"Looking In"
Natalie Rice
Natalie Rice is the author of Nightjar (Gaspereau Press, 2025), Scorch (Gaspereau Press, 2023) and the chapbook 26 Visions of Light (2020). Her poems have appeared in journals such as Grain, Queen’s Quarterly, Event Magazine, The Malahat Review, Contemporary Verse 2, and Terrain.org. She lives in Nova Scotia, Canada.
“This three part poem responds to and reimagines the self-portraits taken by Francesca Woodman. The scenes in the poem draw on an untitled photograph (1978) from Eel Series, Rome 1977-1978. The image shows the headless body of Woodman on a tile floor, her body somewhat blurred out by her movements as if in the action of becoming an eel. She slips in and out of form. Additionally, I borrow imagery from Untitled, Rome, Italy (1977-1978), where Woodman is seen hanging from a doorframe, her face turned to the side. The single stanza of each poem acts like a lens or a window, providing a small lyric portrait of a photographic image. These poems, like Woodman’s photographs, form and deform, dissolve and construct ideas around what composes self-portraiture and the self.”
She was on the porch looking in. A bowl
on a white enamel table with one perfect
eel coiled there. Beyond the table heat rose
from the stove. The house had two stories. Upstairs,
two people slept. Sometimes, they touched
each other in the dark—made shapes
with their hands and teeth
so that all the little moths against the windows
opened their wings.
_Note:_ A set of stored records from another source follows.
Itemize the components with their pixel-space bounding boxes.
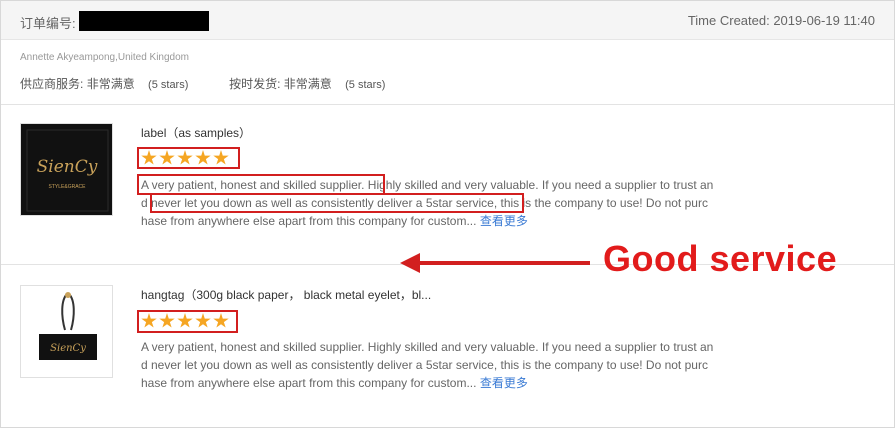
annotation-arrow-shaft: [418, 261, 590, 265]
annotation-good-service: Good service: [603, 238, 838, 279]
highlight-box-stars: [137, 310, 238, 333]
overall-ratings: 供应商服务: 非常满意 (5 stars) 按时发货: 非常满意 (5 star…: [20, 75, 385, 92]
siency-label-image: SienCy STYLE&GRACE: [21, 124, 112, 215]
shipping-stars: (5 stars): [345, 79, 386, 91]
supplier-service-value: 非常满意: [86, 77, 135, 91]
order-number-redacted: [79, 11, 209, 31]
highlight-box-review-phrase-1: [137, 174, 385, 195]
item-title[interactable]: hangtag（300g black paper， black metal ey…: [141, 286, 431, 303]
shipping-label: 按时发货:: [229, 77, 281, 91]
review-line: hase from anywhere else apart from this …: [141, 214, 477, 228]
view-more-link[interactable]: 查看更多: [480, 214, 528, 228]
review-line: A very patient, honest and skilled suppl…: [141, 340, 714, 354]
highlight-box-stars: [137, 147, 240, 169]
buyer-name: Annette Akyeampong,United Kingdom: [20, 52, 189, 63]
supplier-service-label: 供应商服务:: [20, 77, 84, 91]
review-line: d never let you down as well as consiste…: [141, 358, 708, 372]
thumb-tagline: STYLE&GRACE: [49, 184, 87, 190]
view-more-link[interactable]: 查看更多: [480, 376, 528, 390]
product-thumbnail-hangtag[interactable]: SienCy: [20, 285, 113, 378]
thumb-brand: SienCy: [37, 157, 98, 177]
thumb-brand: SienCy: [50, 343, 86, 354]
shipping-value: 非常满意: [283, 77, 332, 91]
review-text: A very patient, honest and skilled suppl…: [141, 338, 761, 392]
divider: [1, 104, 894, 105]
time-created: Time Created: 2019-06-19 11:40: [687, 13, 875, 28]
annotation-arrow-icon: [400, 253, 420, 273]
supplier-service-stars: (5 stars): [148, 79, 189, 91]
item-title[interactable]: label（as samples）: [141, 124, 251, 141]
product-thumbnail-label[interactable]: SienCy STYLE&GRACE: [20, 123, 113, 216]
order-number-label: 订单编号:: [20, 16, 76, 31]
review-line: hase from anywhere else apart from this …: [141, 376, 477, 390]
order-header: 订单编号: Time Created: 2019-06-19 11:40: [1, 1, 894, 40]
hangtag-image: SienCy: [39, 292, 97, 360]
highlight-box-review-phrase-2: [150, 193, 524, 213]
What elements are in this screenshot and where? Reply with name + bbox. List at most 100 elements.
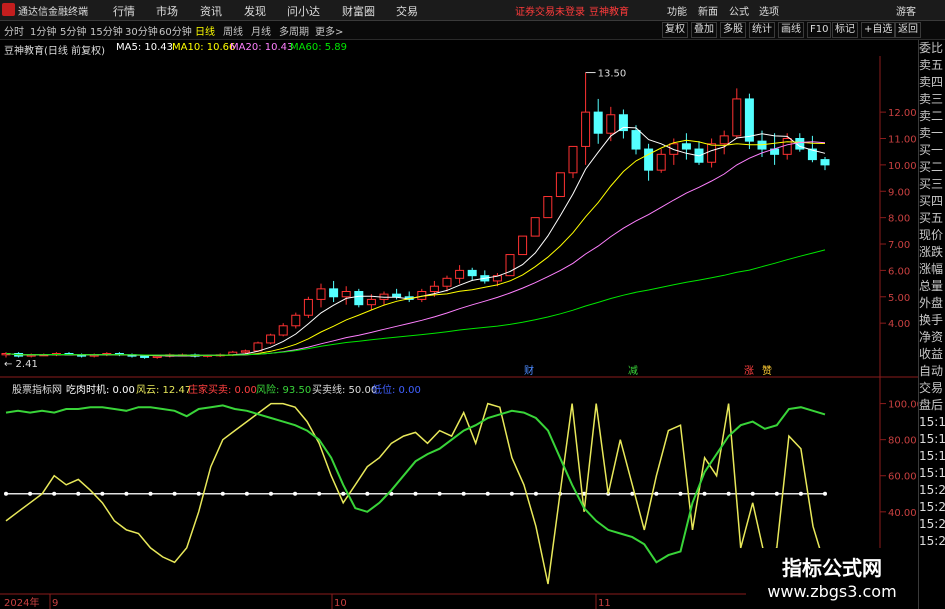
menu-zixun[interactable]: 资讯 <box>200 3 222 19</box>
buy-sell-dot <box>52 491 57 496</box>
btn-add-watchlist[interactable]: +自选 <box>861 22 896 38</box>
btn-biaoji[interactable]: 标记 <box>832 22 858 38</box>
period-1min[interactable]: 1分钟 <box>30 23 56 38</box>
sidebar-item[interactable]: 总量 <box>919 278 945 295</box>
sidebar-item[interactable]: 现价 <box>919 227 945 244</box>
btn-diejia[interactable]: 叠加 <box>691 22 717 38</box>
buy-sell-dot <box>726 491 731 496</box>
menu-xuanxiang[interactable]: 选项 <box>759 3 779 18</box>
btn-f10[interactable]: F10 <box>807 22 832 38</box>
event-mark: 涨 <box>744 365 754 377</box>
sidebar-item[interactable]: 涨跌 <box>919 244 945 261</box>
sidebar-item[interactable]: 卖五 <box>919 57 945 74</box>
period-multi[interactable]: 多周期 <box>279 23 309 38</box>
sidebar-item[interactable]: 卖四 <box>919 74 945 91</box>
period-monthly[interactable]: 月线 <box>251 23 271 38</box>
sidebar-item[interactable]: 交易 <box>919 380 945 397</box>
candle <box>644 143 654 181</box>
sidebar-item[interactable]: 买一 <box>919 142 945 159</box>
indicator-risk: 风险: 93.50 <box>256 385 312 396</box>
period-30min[interactable]: 30分钟 <box>125 23 158 38</box>
candle-body <box>568 145 578 174</box>
candle <box>581 72 591 165</box>
sidebar-item[interactable]: 15:17 <box>919 431 945 448</box>
candle-body <box>644 148 654 171</box>
sidebar-item[interactable]: 换手 <box>919 312 945 329</box>
buy-sell-dot <box>196 491 201 496</box>
ma20-value: MA20: 10.43 <box>230 42 294 53</box>
sidebar-item[interactable]: 委比 <box>919 40 945 57</box>
period-15min[interactable]: 15分钟 <box>90 23 123 38</box>
candle-body <box>152 355 162 358</box>
menu-shichang[interactable]: 市场 <box>156 3 178 19</box>
sidebar-item[interactable]: 净资 <box>919 329 945 346</box>
btn-back[interactable]: 返回 <box>895 22 921 38</box>
sidebar-item[interactable]: 自动 <box>919 363 945 380</box>
candle <box>404 291 414 303</box>
menu-faxian[interactable]: 发现 <box>244 3 266 19</box>
menu-xinmian[interactable]: 新面 <box>698 3 718 18</box>
period-more[interactable]: 更多> <box>315 23 343 38</box>
period-daily[interactable]: 日线 <box>195 23 215 38</box>
buy-sell-dot <box>172 491 177 496</box>
buy-sell-dot <box>268 491 273 496</box>
menu-wenxiaoda[interactable]: 问小达 <box>287 3 320 19</box>
date-label: 10 <box>334 598 347 609</box>
btn-huaxian[interactable]: 画线 <box>778 22 804 38</box>
sidebar-item[interactable]: 卖一 <box>919 125 945 142</box>
candle <box>303 296 313 318</box>
event-mark: 减 <box>628 365 638 377</box>
menu-gongshi[interactable]: 公式 <box>729 3 749 18</box>
sidebar-item[interactable]: 外盘 <box>919 295 945 312</box>
period-weekly[interactable]: 周线 <box>223 23 243 38</box>
btn-tongji[interactable]: 统计 <box>749 22 775 38</box>
chart-area[interactable]: 12.0011.0010.009.008.007.006.005.004.00 … <box>0 56 918 609</box>
stock-name-notice[interactable]: 豆神教育 <box>589 3 629 18</box>
buy-sell-dot <box>220 491 225 496</box>
buy-sell-dot <box>461 491 466 496</box>
sidebar-item[interactable]: 收益 <box>919 346 945 363</box>
user-guest[interactable]: 游客 <box>896 3 916 18</box>
candle <box>732 88 742 139</box>
buy-sell-dot <box>485 491 490 496</box>
buy-sell-dot <box>317 491 322 496</box>
price-label: 12.00 <box>888 108 917 119</box>
chart-info-bar: 豆神教育(日线 前复权) MA5: 10.43 MA10: 10.66 MA20… <box>0 40 880 57</box>
sidebar-item[interactable]: 涨幅 <box>919 261 945 278</box>
candle <box>707 138 717 168</box>
buy-sell-dot <box>823 491 827 496</box>
sidebar-item[interactable]: 15:16 <box>919 414 945 431</box>
menu-gongneng[interactable]: 功能 <box>667 3 687 18</box>
sidebar-item[interactable]: 15:21 <box>919 533 945 550</box>
buy-sell-dot <box>774 491 779 496</box>
sidebar-item[interactable]: 盘后 <box>919 397 945 414</box>
sidebar-item[interactable]: 买二 <box>919 159 945 176</box>
sidebar-item[interactable]: 卖二 <box>919 108 945 125</box>
sidebar-item[interactable]: 15:20 <box>919 482 945 499</box>
period-60min[interactable]: 60分钟 <box>159 23 192 38</box>
candle <box>694 141 704 165</box>
menu-jiaoyi[interactable]: 交易 <box>396 3 418 19</box>
btn-duogu[interactable]: 多股 <box>720 22 746 38</box>
indicator-axis-label: 100.00 <box>888 400 918 411</box>
menu-hangqing[interactable]: 行情 <box>113 3 135 19</box>
buy-sell-dot <box>509 491 514 496</box>
sidebar-item[interactable]: 15:19 <box>919 465 945 482</box>
sidebar-item[interactable]: 15:17 <box>919 448 945 465</box>
sidebar-item[interactable]: 卖三 <box>919 91 945 108</box>
candle-body <box>316 288 326 300</box>
btn-fuquan[interactable]: 复权 <box>662 22 688 38</box>
period-fenshi[interactable]: 分时 <box>4 23 24 38</box>
sidebar-item[interactable]: 15:21 <box>919 516 945 533</box>
candle-body <box>303 298 313 316</box>
sidebar-item[interactable]: 买五 <box>919 210 945 227</box>
sidebar-item[interactable]: 15:21 <box>919 499 945 516</box>
sidebar-item[interactable]: 买四 <box>919 193 945 210</box>
app-name: 通达信金融终端 <box>18 7 88 18</box>
period-5min[interactable]: 5分钟 <box>60 23 86 38</box>
buy-sell-dot <box>148 491 153 496</box>
menu-caifuquan[interactable]: 财富圈 <box>342 3 375 19</box>
sidebar-item[interactable]: 买三 <box>919 176 945 193</box>
login-notice[interactable]: 证券交易未登录 <box>515 3 585 18</box>
candle-body <box>140 355 150 358</box>
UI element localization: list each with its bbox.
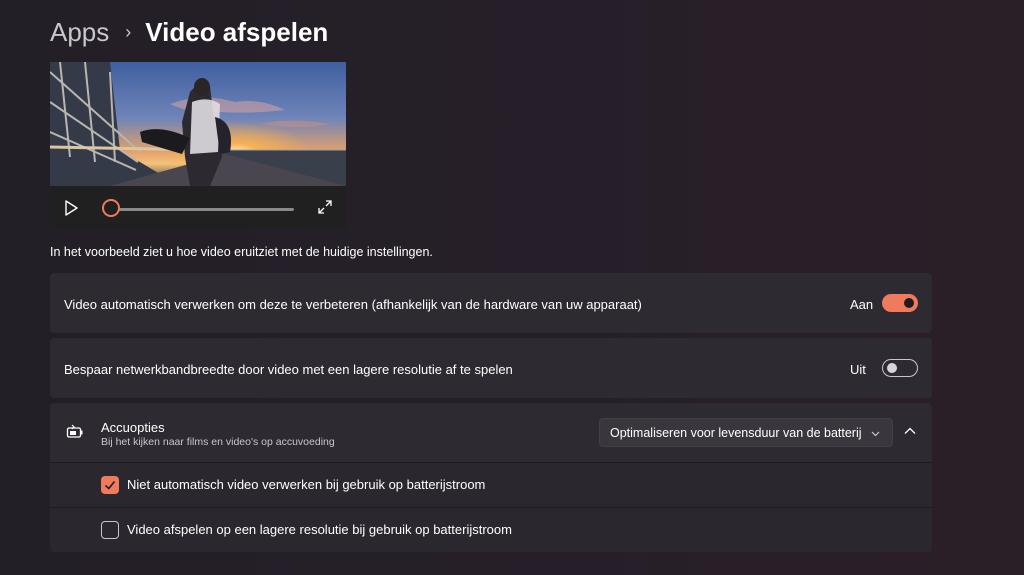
- setting-auto-process-label: Video automatisch verwerken om deze te v…: [64, 297, 642, 312]
- video-controls: [50, 186, 346, 229]
- page-title: Video afspelen: [145, 16, 329, 47]
- seek-thumb[interactable]: [102, 199, 120, 217]
- lower-resolution-checkbox[interactable]: [101, 521, 119, 539]
- battery-options-header[interactable]: Accuopties Bij het kijken naar films en …: [50, 403, 932, 462]
- battery-options-title: Accuopties: [101, 420, 165, 435]
- no-auto-process-checkbox[interactable]: [101, 476, 119, 494]
- video-preview-frame[interactable]: [50, 62, 346, 186]
- checkmark-icon: [104, 480, 116, 490]
- video-preview-image: [50, 62, 346, 186]
- chevron-down-icon: [871, 431, 880, 437]
- setting-save-bandwidth-state: Uit: [850, 362, 866, 377]
- battery-options-panel: Accuopties Bij het kijken naar films en …: [50, 403, 932, 552]
- battery-options-subtitle: Bij het kijken naar films en video's op …: [101, 436, 335, 448]
- breadcrumb-separator: ›: [125, 21, 132, 42]
- auto-process-toggle[interactable]: [882, 294, 918, 312]
- save-bandwidth-toggle[interactable]: [882, 359, 918, 377]
- battery-mode-dropdown[interactable]: Optimaliseren voor levensduur van de bat…: [599, 418, 893, 447]
- video-preview: [50, 62, 346, 229]
- toggle-knob: [904, 298, 914, 308]
- setting-auto-process: Video automatisch verwerken om deze te v…: [50, 273, 932, 333]
- fullscreen-icon[interactable]: [317, 199, 333, 215]
- lower-resolution-label: Video afspelen op een lagere resolutie b…: [127, 522, 512, 537]
- battery-option-row: Video afspelen op een lagere resolutie b…: [50, 507, 932, 552]
- toggle-knob: [887, 363, 897, 373]
- battery-saver-icon: [66, 424, 83, 438]
- battery-mode-value: Optimaliseren voor levensduur van de bat…: [610, 426, 862, 440]
- battery-option-row: Niet automatisch video verwerken bij geb…: [50, 462, 932, 508]
- no-auto-process-label: Niet automatisch video verwerken bij geb…: [127, 477, 486, 492]
- setting-save-bandwidth-label: Bespaar netwerkbandbreedte door video me…: [64, 362, 513, 377]
- setting-auto-process-state: Aan: [850, 297, 874, 312]
- play-icon[interactable]: [62, 199, 80, 217]
- chevron-up-icon[interactable]: [903, 424, 917, 438]
- setting-save-bandwidth: Bespaar netwerkbandbreedte door video me…: [50, 338, 932, 398]
- seek-bar[interactable]: [112, 208, 294, 211]
- breadcrumb-apps-link[interactable]: Apps: [50, 17, 109, 48]
- preview-description: In het voorbeeld ziet u hoe video eruitz…: [50, 245, 433, 259]
- breadcrumb: Apps › Video afspelen: [50, 14, 328, 50]
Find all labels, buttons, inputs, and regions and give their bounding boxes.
The night, thrummed
and warm. Through the window she could see
them moving under white sheets.
She was standing in a room, looking away.
Her face blurred when she shook her head no
as the shutter clicked. She hung
her clothes on small pegs, naked except
for checkered stockings. Everything in the room
breathed slowly. In the photograph
she is in there, but no one can see her yet.
The flowers in the garden hung like little
bats. She made the shape of the voice that talked
to her but only
in her head. Her feet across the tile floor.
On the chair, was a folded white
cloth. When she lifted herself into the doorframe,
she dangled by her fingertips: the light
from outside, distant, distorted. The same way
the pond holds my image in its mouth.